Jameson, p. 298, sums up the early part of Hay's career as follows: he was "born in 1838, was assistant secretary to President Lincoln in 1861. He served several months in the Civil War, and from 1865 to 1867 was secretary of legation to Paris, charge d'affairs at Vienna until 1868, and secretary at Madrid until 1870. He became associated with the New York Tribune, and from 1879 to 1881 was First Assistant Secretary of State. He is widely known for his dialect sketches and poems, and for Nicolay and Hay's life of Lincoln."
Nicolay is John Nicolay, Lincoln's other private secretary; it was he who convinced Lincoln to hire Hay in 1861 (CDAB, p. 415). Their joint work, published 1890, was Abraham Lincoln: A History (Boatner, p. 388); it ran to ten volumes (Hart, p. 358).
Hay's literary output was modest: "He is known for his Pike County Ballads... (1871), frontier poems in dialect, and The Breadwinners (1884), a novel published anonymously" (Benet, p. 486).

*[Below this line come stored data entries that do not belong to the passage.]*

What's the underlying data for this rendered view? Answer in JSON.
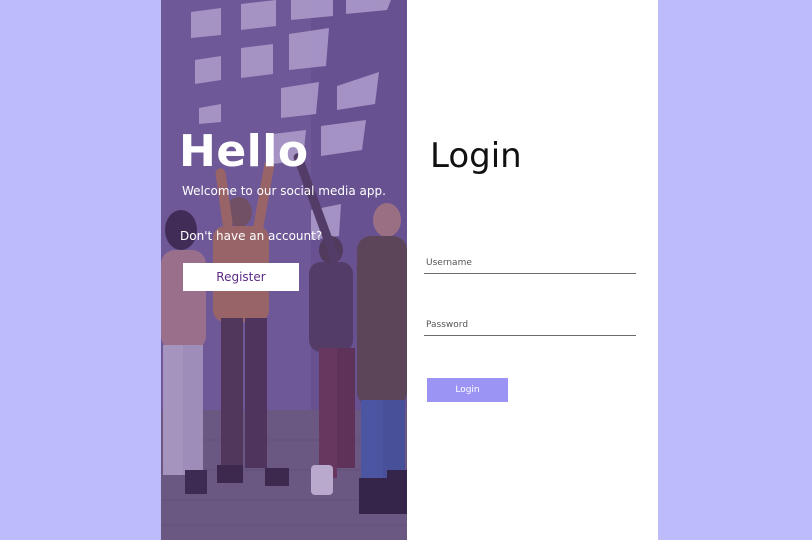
{
  "left_panel": {
    "heading": "Hello",
    "welcome": "Welcome to our social media app.",
    "prompt": "Don't have an account?",
    "register_label": "Register"
  },
  "right_panel": {
    "title": "Login",
    "username_placeholder": "Username",
    "password_placeholder": "Password",
    "login_label": "Login"
  },
  "colors": {
    "page_background": "#bdbbf9",
    "overlay": "#623c96",
    "login_button": "#9b94f5",
    "register_text": "#5b2a86"
  }
}
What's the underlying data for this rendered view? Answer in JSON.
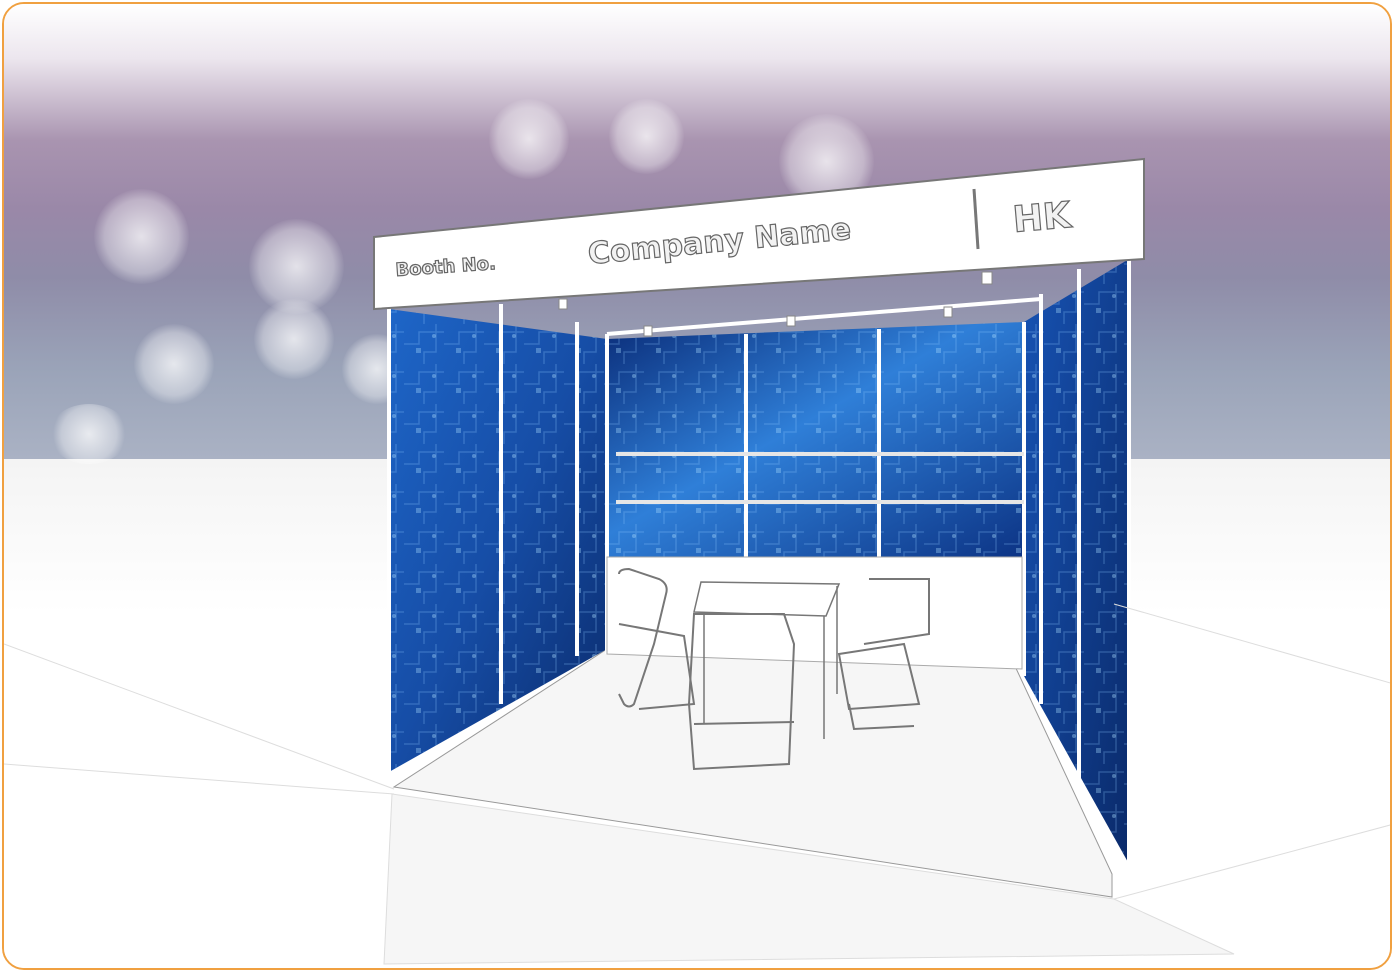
{
  "fascia": {
    "booth_label": "Booth No.",
    "company_label": "Company Name",
    "region_label": "HK"
  },
  "colors": {
    "frame_border": "#f0a040",
    "panel_blue_dark": "#0b2a6e",
    "panel_blue_light": "#2f7fd8"
  }
}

CDAB, p. 416, described the latter as "a satirical novel which attacked labor unions and defended economic individualism." This poem is from Pike County Ballads, and is based on the story of an actual engineer named Oliver Fairchild (Benet, p. 560).

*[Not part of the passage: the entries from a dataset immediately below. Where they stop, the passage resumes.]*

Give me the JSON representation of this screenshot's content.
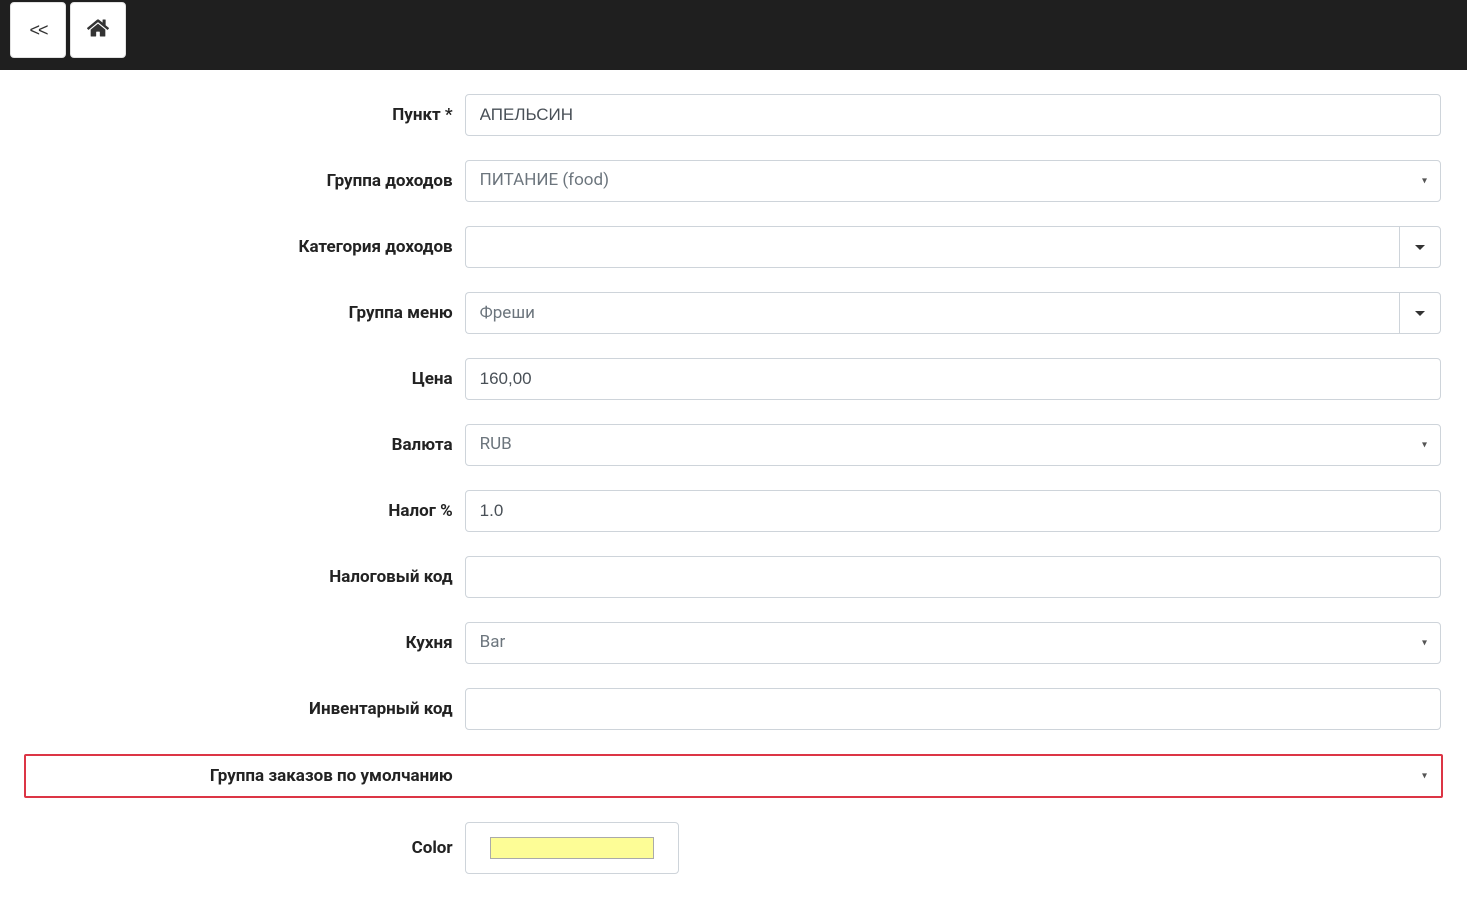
{
  "topbar": {
    "back_label": "<<"
  },
  "form": {
    "item": {
      "label": "Пункт *",
      "value": "АПЕЛЬСИН"
    },
    "revenue_group": {
      "label": "Группа доходов",
      "value": "ПИТАНИЕ (food)"
    },
    "revenue_category": {
      "label": "Категория доходов",
      "value": ""
    },
    "menu_group": {
      "label": "Группа меню",
      "value": "Фреши"
    },
    "price": {
      "label": "Цена",
      "value": "160,00"
    },
    "currency": {
      "label": "Валюта",
      "value": "RUB"
    },
    "tax_percent": {
      "label": "Налог %",
      "value": "1.0"
    },
    "tax_code": {
      "label": "Налоговый код",
      "value": ""
    },
    "kitchen": {
      "label": "Кухня",
      "value": "Bar"
    },
    "inventory_code": {
      "label": "Инвентарный код",
      "value": ""
    },
    "default_order_group": {
      "label": "Группа заказов по умолчанию",
      "value": ""
    },
    "color": {
      "label": "Color",
      "value": "#fdfd96"
    }
  }
}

Julian, p. 1646, reports that Hay was "an office bearer in the Presbyterian Church of the Covenant, Washington, D.C." Julian adds that several of his poems have come into use as hymns: "From Sinai's Cloud of Darkness," "Lord, from Far-Severed Climes We Come," and "Not in Dumb Resignation." They don't sound very singable to me....
Sources cannot seem to agree on whether the original poem called the hero "Jim Bludso" or "Jim Bludsoe."

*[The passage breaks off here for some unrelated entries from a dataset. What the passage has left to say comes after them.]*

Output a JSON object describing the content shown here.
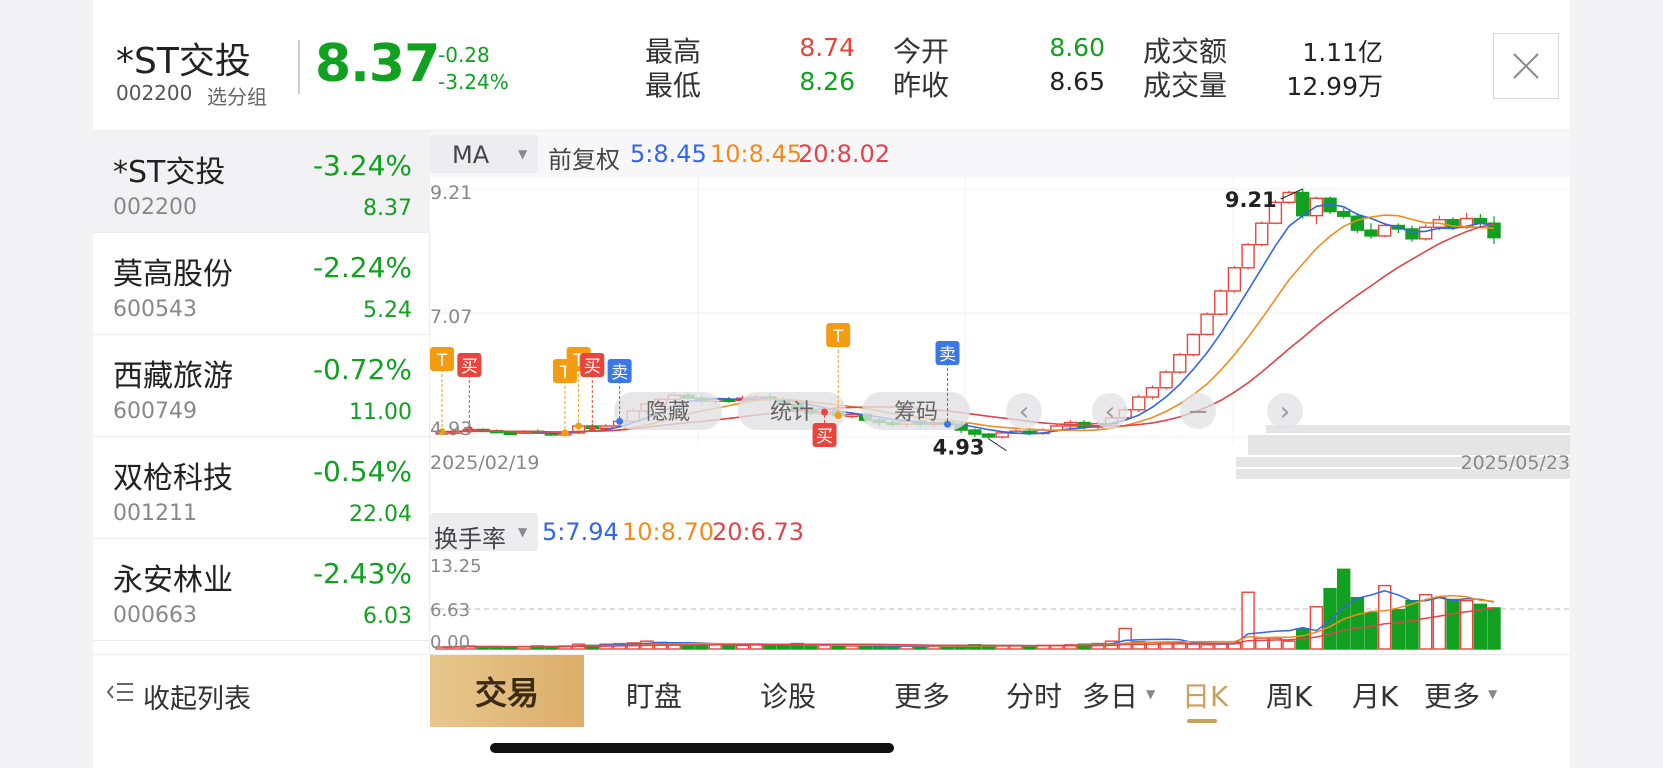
{
  "header": {
    "name": "*ST交投",
    "code": "002200",
    "group": "选分组",
    "price": "8.37",
    "change": "-0.28",
    "change_pct": "-3.24%",
    "stats": [
      {
        "label": "最高",
        "value": "8.74",
        "color": "#e8453c"
      },
      {
        "label": "最低",
        "value": "8.26",
        "color": "#11a020"
      },
      {
        "label": "今开",
        "value": "8.60",
        "color": "#11a020"
      },
      {
        "label": "昨收",
        "value": "8.65",
        "color": "#222222"
      },
      {
        "label": "成交额",
        "value": "1.11亿",
        "color": "#222222"
      },
      {
        "label": "成交量",
        "value": "12.99万",
        "color": "#222222"
      }
    ]
  },
  "sidebar": {
    "items": [
      {
        "name": "*ST交投",
        "code": "002200",
        "pct": "-3.24%",
        "price": "8.37"
      },
      {
        "name": "莫高股份",
        "code": "600543",
        "pct": "-2.24%",
        "price": "5.24"
      },
      {
        "name": "西藏旅游",
        "code": "600749",
        "pct": "-0.72%",
        "price": "11.00"
      },
      {
        "name": "双枪科技",
        "code": "001211",
        "pct": "-0.54%",
        "price": "22.04"
      },
      {
        "name": "永安林业",
        "code": "000663",
        "pct": "-2.43%",
        "price": "6.03"
      }
    ],
    "collapse_label": "收起列表"
  },
  "chart_controls": {
    "ma_select": "MA",
    "adjust": "前复权",
    "ma5": "5:8.45",
    "ma10": "10:8.45",
    "ma20": "20:8.02",
    "overlay_buttons": [
      "隐藏",
      "统计",
      "筹码"
    ],
    "vol_select": "换手率",
    "vol5": "5:7.94",
    "vol10": "10:8.70",
    "vol20": "20:6.73"
  },
  "colors": {
    "up": "#e8453c",
    "down": "#11a020",
    "ma5": "#3366e6",
    "ma10": "#f08c1e",
    "ma20": "#e0444a",
    "accent": "#c8a25d"
  },
  "chart_data": [
    {
      "type": "candlestick",
      "y_axis_labels": [
        "9.21",
        "7.07",
        "4.93"
      ],
      "ylim": [
        4.93,
        9.21
      ],
      "x_labels": [
        "2025/02/19",
        "2025/05/23"
      ],
      "annotations": {
        "high": "9.21",
        "low": "4.93"
      },
      "candles": [
        [
          5.0,
          5.02,
          4.98,
          5.04
        ],
        [
          5.02,
          5.03,
          4.99,
          5.06
        ],
        [
          5.03,
          5.06,
          5.0,
          5.08
        ],
        [
          5.06,
          5.04,
          5.02,
          5.08
        ],
        [
          5.04,
          5.01,
          4.99,
          5.06
        ],
        [
          5.01,
          5.0,
          4.97,
          5.03
        ],
        [
          5.0,
          5.03,
          4.98,
          5.05
        ],
        [
          5.03,
          5.0,
          4.98,
          5.06
        ],
        [
          5.0,
          4.97,
          4.95,
          5.03
        ],
        [
          4.97,
          5.0,
          4.94,
          5.02
        ],
        [
          5.0,
          5.12,
          4.98,
          5.15
        ],
        [
          5.12,
          5.08,
          5.05,
          5.16
        ],
        [
          5.08,
          5.12,
          5.05,
          5.15
        ],
        [
          5.12,
          5.2,
          5.1,
          5.23
        ],
        [
          5.2,
          5.38,
          5.18,
          5.42
        ],
        [
          5.38,
          5.5,
          5.33,
          5.53
        ],
        [
          5.5,
          5.58,
          5.45,
          5.62
        ],
        [
          5.58,
          5.65,
          5.52,
          5.7
        ],
        [
          5.65,
          5.6,
          5.55,
          5.7
        ],
        [
          5.6,
          5.55,
          5.5,
          5.65
        ],
        [
          5.55,
          5.58,
          5.5,
          5.62
        ],
        [
          5.58,
          5.56,
          5.52,
          5.62
        ],
        [
          5.56,
          5.6,
          5.53,
          5.64
        ],
        [
          5.6,
          5.62,
          5.55,
          5.66
        ],
        [
          5.62,
          5.58,
          5.54,
          5.68
        ],
        [
          5.58,
          5.5,
          5.46,
          5.62
        ],
        [
          5.5,
          5.38,
          5.3,
          5.55
        ],
        [
          5.38,
          5.35,
          5.3,
          5.42
        ],
        [
          5.35,
          5.36,
          5.3,
          5.4
        ],
        [
          5.36,
          5.3,
          5.25,
          5.4
        ],
        [
          5.3,
          5.32,
          5.25,
          5.36
        ],
        [
          5.32,
          5.22,
          5.18,
          5.35
        ],
        [
          5.22,
          5.18,
          5.12,
          5.26
        ],
        [
          5.18,
          5.15,
          5.1,
          5.22
        ],
        [
          5.15,
          5.2,
          5.1,
          5.24
        ],
        [
          5.2,
          5.15,
          5.1,
          5.24
        ],
        [
          5.15,
          5.18,
          5.1,
          5.22
        ],
        [
          5.18,
          5.15,
          5.12,
          5.22
        ],
        [
          5.15,
          5.05,
          5.0,
          5.18
        ],
        [
          5.05,
          4.98,
          4.93,
          5.08
        ],
        [
          4.98,
          4.93,
          4.9,
          5.0
        ],
        [
          4.93,
          5.0,
          4.9,
          5.03
        ],
        [
          5.0,
          5.03,
          4.98,
          5.06
        ],
        [
          5.03,
          4.99,
          4.96,
          5.06
        ],
        [
          4.99,
          5.05,
          4.97,
          5.08
        ],
        [
          5.05,
          5.12,
          5.02,
          5.15
        ],
        [
          5.12,
          5.18,
          5.08,
          5.22
        ],
        [
          5.18,
          5.1,
          5.06,
          5.22
        ],
        [
          5.1,
          5.16,
          5.06,
          5.2
        ],
        [
          5.16,
          5.26,
          5.12,
          5.3
        ],
        [
          5.26,
          5.4,
          5.22,
          5.45
        ],
        [
          5.4,
          5.62,
          5.36,
          5.66
        ],
        [
          5.62,
          5.78,
          5.58,
          5.82
        ],
        [
          5.78,
          6.05,
          5.75,
          6.08
        ],
        [
          6.05,
          6.35,
          6.02,
          6.38
        ],
        [
          6.35,
          6.7,
          6.32,
          6.72
        ],
        [
          6.7,
          7.05,
          6.68,
          7.08
        ],
        [
          7.05,
          7.45,
          7.02,
          7.48
        ],
        [
          7.45,
          7.85,
          7.42,
          7.88
        ],
        [
          7.85,
          8.25,
          7.82,
          8.28
        ],
        [
          8.25,
          8.62,
          8.22,
          8.65
        ],
        [
          8.62,
          8.98,
          8.6,
          9.02
        ],
        [
          8.98,
          9.15,
          8.95,
          9.18
        ],
        [
          9.15,
          8.75,
          8.7,
          9.21
        ],
        [
          8.75,
          9.05,
          8.6,
          9.08
        ],
        [
          9.05,
          8.82,
          8.78,
          9.08
        ],
        [
          8.82,
          8.74,
          8.7,
          8.88
        ],
        [
          8.74,
          8.5,
          8.45,
          8.8
        ],
        [
          8.5,
          8.4,
          8.35,
          8.62
        ],
        [
          8.4,
          8.58,
          8.38,
          8.62
        ],
        [
          8.58,
          8.52,
          8.45,
          8.62
        ],
        [
          8.52,
          8.35,
          8.3,
          8.58
        ],
        [
          8.35,
          8.55,
          8.32,
          8.6
        ],
        [
          8.55,
          8.68,
          8.5,
          8.75
        ],
        [
          8.68,
          8.55,
          8.5,
          8.72
        ],
        [
          8.55,
          8.7,
          8.52,
          8.8
        ],
        [
          8.7,
          8.62,
          8.55,
          8.78
        ],
        [
          8.62,
          8.37,
          8.26,
          8.74
        ]
      ],
      "markers": [
        {
          "label": "T",
          "index": 0,
          "color": "#f39c12"
        },
        {
          "label": "买",
          "index": 2,
          "color": "#e8453c"
        },
        {
          "label": "T",
          "index": 9,
          "color": "#f39c12"
        },
        {
          "label": "T",
          "index": 10,
          "color": "#f39c12"
        },
        {
          "label": "买",
          "index": 11,
          "color": "#e8453c"
        },
        {
          "label": "卖",
          "index": 13,
          "color": "#3a78e8"
        },
        {
          "label": "T",
          "index": 29,
          "color": "#f39c12"
        },
        {
          "label": "买",
          "index": 28,
          "color": "#e8453c"
        },
        {
          "label": "卖",
          "index": 37,
          "color": "#3a78e8"
        }
      ]
    },
    {
      "type": "bar",
      "title": "换手率",
      "y_axis_labels": [
        "13.25",
        "6.63",
        "0.00"
      ],
      "ylim": [
        0,
        13.25
      ],
      "values": [
        0.3,
        0.4,
        0.5,
        0.4,
        0.4,
        0.3,
        0.4,
        0.5,
        0.4,
        0.5,
        0.8,
        0.6,
        0.8,
        0.9,
        1.0,
        1.3,
        1.1,
        0.9,
        0.9,
        0.8,
        0.7,
        0.6,
        0.6,
        0.7,
        0.6,
        0.8,
        0.9,
        0.7,
        0.6,
        0.6,
        0.5,
        0.5,
        0.5,
        0.4,
        0.5,
        0.4,
        0.4,
        0.5,
        0.6,
        0.7,
        0.6,
        0.5,
        0.5,
        0.5,
        0.6,
        0.6,
        0.7,
        0.8,
        0.9,
        1.3,
        3.4,
        1.2,
        1.1,
        1.1,
        1.0,
        0.8,
        0.7,
        0.8,
        0.9,
        9.4,
        1.8,
        1.8,
        1.3,
        3.3,
        7.0,
        10.0,
        13.2,
        8.5,
        6.0,
        10.5,
        6.5,
        8.0,
        9.0,
        8.5,
        8.2,
        8.0,
        7.4,
        6.8
      ]
    }
  ],
  "toolbar": {
    "trade": "交易",
    "items": [
      "盯盘",
      "诊股",
      "更多"
    ],
    "periods": [
      "分时",
      "多日",
      "日K",
      "周K",
      "月K",
      "更多"
    ],
    "active_period": "日K"
  }
}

Hart, p. 358, describes Pike County Ballads as "dialect poems about the Illinois frontier"; Hay himself had been born in Indiana and headed west. His other well-known poem is "Little Breeches."
According to Hofstadter, p. 164, it was Hay who described the Spanish-American conflict of 1898 as "our splendid little war," which both tells you about his imperialist tendencies and shows that he never spent much time among the troops.
In 1898, Hay was appointed Secretary of State, during the McKinley administration (CDAB, p. 416), and held the post into the Theodore Roosevelt administration (Morison, p. 818) until his death in 1905. In that post, he created the Open Door Policy with China (Morison, p. 807) and helped negotiate the treaties which allowed for the building of the Panama Canal (Boatner, p. 388; Morison,pp. 824-825) as well as promptly recognizing the independence of Panama (Morison, p. 825).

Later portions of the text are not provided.